Thu | Dec 7, 2023

Divorce boom

Pandemic strain aside, counsellors believe many couples not prepared before jumping the broom

Published:Sunday | March 27, 2022 | 12:07 AMCorey Robinson - Senior Staff Reporter

The best are smooth and amicable, cordial and easy, while the worst are inflamed with raw resentment, lies, and sometimes, even hatred.

Yet Jamaicans are increasingly filing for divorce – a record 4,381 last year alone – as fingers point to COVID-19 and tough psychological issues harming Jamaican unions and families.

According to the Court Administration Division, the Supreme Court last year disposed of a record 3,859 divorces.
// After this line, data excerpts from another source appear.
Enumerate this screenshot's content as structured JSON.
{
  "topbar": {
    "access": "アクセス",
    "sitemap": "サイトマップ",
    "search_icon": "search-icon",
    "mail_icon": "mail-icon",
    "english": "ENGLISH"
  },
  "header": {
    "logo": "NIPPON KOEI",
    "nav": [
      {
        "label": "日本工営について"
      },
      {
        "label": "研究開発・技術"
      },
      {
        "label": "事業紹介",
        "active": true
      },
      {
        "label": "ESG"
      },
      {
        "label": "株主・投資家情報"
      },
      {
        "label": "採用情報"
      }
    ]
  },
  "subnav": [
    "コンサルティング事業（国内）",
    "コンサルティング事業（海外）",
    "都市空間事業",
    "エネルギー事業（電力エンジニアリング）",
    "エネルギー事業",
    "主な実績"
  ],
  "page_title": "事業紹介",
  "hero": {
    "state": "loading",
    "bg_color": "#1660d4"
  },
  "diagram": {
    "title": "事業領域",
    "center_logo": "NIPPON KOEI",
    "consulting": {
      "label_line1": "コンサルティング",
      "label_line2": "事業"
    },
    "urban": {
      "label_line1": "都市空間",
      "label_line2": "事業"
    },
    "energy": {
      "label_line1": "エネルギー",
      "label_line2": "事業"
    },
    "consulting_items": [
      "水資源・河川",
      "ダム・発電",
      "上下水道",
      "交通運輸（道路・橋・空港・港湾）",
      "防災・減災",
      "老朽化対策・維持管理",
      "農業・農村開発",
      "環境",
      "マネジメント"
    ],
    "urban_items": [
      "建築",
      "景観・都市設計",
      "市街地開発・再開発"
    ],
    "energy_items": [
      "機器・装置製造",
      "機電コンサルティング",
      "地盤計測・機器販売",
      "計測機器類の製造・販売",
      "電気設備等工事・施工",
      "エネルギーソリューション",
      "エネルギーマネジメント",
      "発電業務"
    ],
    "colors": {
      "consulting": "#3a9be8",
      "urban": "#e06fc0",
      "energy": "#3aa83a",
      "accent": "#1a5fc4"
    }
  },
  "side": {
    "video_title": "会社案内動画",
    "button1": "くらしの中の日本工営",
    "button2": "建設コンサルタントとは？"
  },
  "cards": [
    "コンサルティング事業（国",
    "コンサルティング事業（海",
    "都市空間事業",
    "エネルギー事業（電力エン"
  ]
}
There were 2,985 cases disposed of in 2020; 3,269 in 2019 and 3,325 in 2018; the pandemic’s restrictions on courts was cited for the 2020 slump in the figures.

Still, a total of 3,689 new cases were filed in 2020, bringing evidence to what marriage counsellors and lawyers have described as a divorce boom that gets nasty when feelings are heavy, and with children and high-value property involved.

The stories range from infidelity to financial problems, bad habits, and botched opportunities – particularly of Jamaican men who marry for the chance to move overseas but subsequently fail. This is reportedly a common trend in light of the growing number of social media applications.

“Sometimes, it is not so much to the pandemic, but how they were raised and the abuses they suffered in those early stages of their lives,” said Pastor Wayne E.A. Palmer of the Jubilee Worship Centre in Spanish Town, St Catherine.

“Marriage is about two unique individuals who have come into a relationship, and sometimes they have not properly solved their issues relating to their weaknesses,” the 35-year minister told The Sunday Gleaner, noting that there has also been an increase in the number of couples seeking counselling.

“And there is an alarming number of separations as well. Most couples don’t start filing for divorce because of the cost of the legal channels,” explained Pastor George Smith of the Church of God of Prophecy in Stony Hill, St Andrew.

“So they are still married, but not together. I think, however, that many of these divorces start from courtship, where people think they get married and then the problems can be fixed as they go along,” he said.


“Then COVID comes and caused a lot of people to be at home, and each person begins to see the true picture.”

Usually, it is the children who suffer the most, Smith feared, citing separations in which children are used as “pawns”.

Fees for divorce cases start at $120,000 in Jamaica and increase with case complexity and assets involved in the matter. Theoretically, a divorce should take 16 weeks, but it could take up to eight months as the court sorts out the division of property, the maintenance and education of children, and so on. Legally, spouses ought to have been separated for a year.

The Property (Rights of Spouses) Act sets out how assets should be divided, guided by the equal share rule that establishes that they be shared divided between spouses at the end of a marriage. This rule, however, can be varied by the court based on each case’s circumstances.

“For instance, if someone’s father left some land for them, the property was inherited, it would not be up for equal division after the marriage ends,” explained attorney Latoya Latibeaudiere. “And if one party owned the property (house) before the marriage, the general presumption is that the property would not be subject to the equal share rule.”

She noted that the courts also consider the duration of the union, “and there is also a catch-all that says that the court can consider any other factor that it deems relevant, such as financial contributions, to determine whether it would be unjust or unfair to apply the equal-share-rule”.

This explains how businesswoman Claudette Crooks-Collie won her latest battle against attempts by her estranged husband, a medical doctor and former politician, Dr Charlton Collie, to have a share in her $85-million St Andrew home.

The Court of Appeal overturned a lower court’s ruling that Dr Collie was entitled to a 20 per cent interest in the property to which he only contributed $1.3 million in “cosmetic” support. He wanted half of the property value.

“In this case, this man was married to this woman for only about 17 months, even though they had a relationship prior,” explained attorney Shauna Gay Mitchell.

“These are some of the arguments the court would have taken into consideration, that: one, the marriage is of short duration, that this lady owned the property for a very long time before they got married, and that he didn’t make any financial contribution [towards] the purchase of the property,” said Mitchell, noting that overall couples should be more prudent.

“What is important is that when people are entering a marriage, it is a good thing for you to sit down with your attorney and get some legal advice,” she said. “It is very common in Jamaica; people are investing and it is when they find themselves in a problem now that they try to backtrack, but they did it initially in the wrong way.”

In the meantime, Nicole Whyte, the marketing manager at the Registrar General’s Department said of the registry’s in-house wedding service, available for couples wanting to marry on a slim budget, had also been hit hard by the pandemic.

“For the period January 2016 to December 2019, marriages conducted at the head office at Twickenham Park, St. Catherine were approximately 900 for each year,” she said.

“Since the pandemic, a significant decline occurred from February 2020 to December 2020. An approximate figure for marriages within this period was 650,” she continued.

Whyte added that last year, there were roughly 578 weddings.